Вместе с Иваном в ту же деревню была направлена его однокурсница. Как-то встретились они на улице, и Иван представил её своей избраннице: «Знакомься, это моя однокашница». – «Раз   вы его водникешница, чё ж вы до нас не заходите?» – сказала избранница, протянув мощную ладонь. И бывшая сокурсница, которая по вечерам изнывала от тоски в чужой деревне, охотно приняла приглашение. Теперь она входила в хату, откуда на неё успокаивающе веяло тёплым семейным уютом, скидывала у порога сохранившиеся городские туфельки и с удовольствием беседовала с хозяйкой о жизни села, а с хозяином вспоминала студенческие годы. …Что это за необузданное чувство – ревность, и всегда ли для него есть истинные причины? – пусть кто-нибудь попытается объяснить. Молодая жена, к сожалению, не успела задать себе этот вопрос. Пока гостья сидела в горнице, она схватила её туфельки и кинула в горящую печь – так без лишних слов, без скандала и выяснения отношений, была навсегда устранена её единственная соперница.

Когда супруга одолевала Ивана Аристарховича своим ворчанием, он только благодушно приговаривал: «Мели, Емеля, твоя неделя…» Так они и прожили вместе многие годы, Иван за это время побывал на войне, откуда вернулся с искалеченной, беспалой рукой. Семья уже успела перебраться в город, когда Бурляиха вспомнила, что они – не расписаны: вначале до сельсовета было далеко добираться, потом в ежедневных заботах не придавали значения такому пустяку, а после уж как-то и неудобно было идти в загс – чай, не молодые. Но теперь у Бурляихи появился серьёзный повод для того, чтобы позаботиться о серьёзном браке. Она всегда знала, что муж у неё не богатырь, и работой по хозяйству его не обременяла («Мий Иваня – ён косорукий», – говорила она, оправдывая его перед бабами, когда сама влекла на себе мешок с комбикормом), а тут он стал ещё и прихварывать, кашлять начал – видно, грудь слабая объявилась, да и к врачу его никак не выгонишь. А детей-то надо ставить на ноги, глядь, чего с ним случится, так и пенсию на них не получишь. И кто б от него мог ожидать такого упрямства – всё на работу ссылается, в загс не идёт. Обозлилась Бурляиха, и решила сказать ему всё, что думала по этому факту:
– Ты ж загнешься!   
– Не  загнусь… – добродушно покашливая, отвечал Иваня.
– Загнешься,– напирала Бурляиха. – Я ж, ниде, детей на могилку не приведу опростаться!
Возможно, только это и убедило его – пошёл  всё же в загс.
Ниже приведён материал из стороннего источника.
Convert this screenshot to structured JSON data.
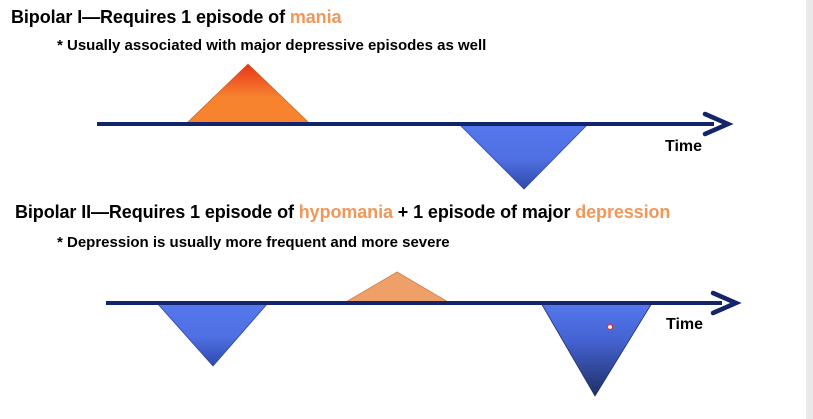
{
  "bipolar1": {
    "heading_prefix": "Bipolar I—Requires 1 episode of ",
    "heading_accent": "mania",
    "note": "* Usually associated with major depressive episodes as well",
    "time_label": "Time"
  },
  "bipolar2": {
    "heading_prefix": "Bipolar II—Requires 1 episode of ",
    "heading_accent1": "hypomania",
    "heading_middle": " + 1 episode of major ",
    "heading_accent2": "depression",
    "note": "* Depression is usually more frequent and more severe",
    "time_label": "Time"
  },
  "colors": {
    "axis": "#14246b",
    "accent_text": "#f0975a",
    "mania_top": "#e8341c",
    "mania_bottom": "#f7832e",
    "hypomania": "#eea068",
    "depression_top": "#5578ec",
    "depression_bottom": "#1f2f66"
  }
}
Она вставала раньше всех в нашем доме. Соседи держали кто курей, кто свинок, но корову имела только она – Бурляиха. Летом нужно было её, любимицу, едва развиднеется, проводить в стадо, а вечером встретить, подоить.
Я помню эти вечера моего детства. В них был разлит библейский покой. Вместе с вечерней зарёй наши тихие пригородные улицы оглашались сдержанным мычанием коров, несущих, как дар, тяжёлое вымя, медленно, степенно возвращающихся из иного, своего мира, где пахнет степными травами и простором.
Бурляиха шла рядом со своей Рыжулей, и в глазах у неё было столько ласки к ней, кормилице. Кормила Рыжуля не только её большую семью, но и соседей. Молоко было самое свежее, неразбавленное, из-под коровы.
Мы все, вместе с Бурляихой волновались, когда наступало время отёла. Она, сотрясая лестницу, торопко поднималась к себе на этаж, таская в сарай, или, как она говорила, «у стайку», вёдра с горячей водой. И все соседи по подъезду знали: Рыжуля вот-вот, может быть, ночью, должна отелиться. А утром, проснувшись, мы узнавали, что новорождённый уже живёт над нашей кухней. И соседи по коммуналке, в сколь бы натянутых дипломатических отношениях они не находились с Бурляихой, никогда не возражали против такого уплотнения: не выставлять же телёнка в сарай, когда на улице сибирский мороз.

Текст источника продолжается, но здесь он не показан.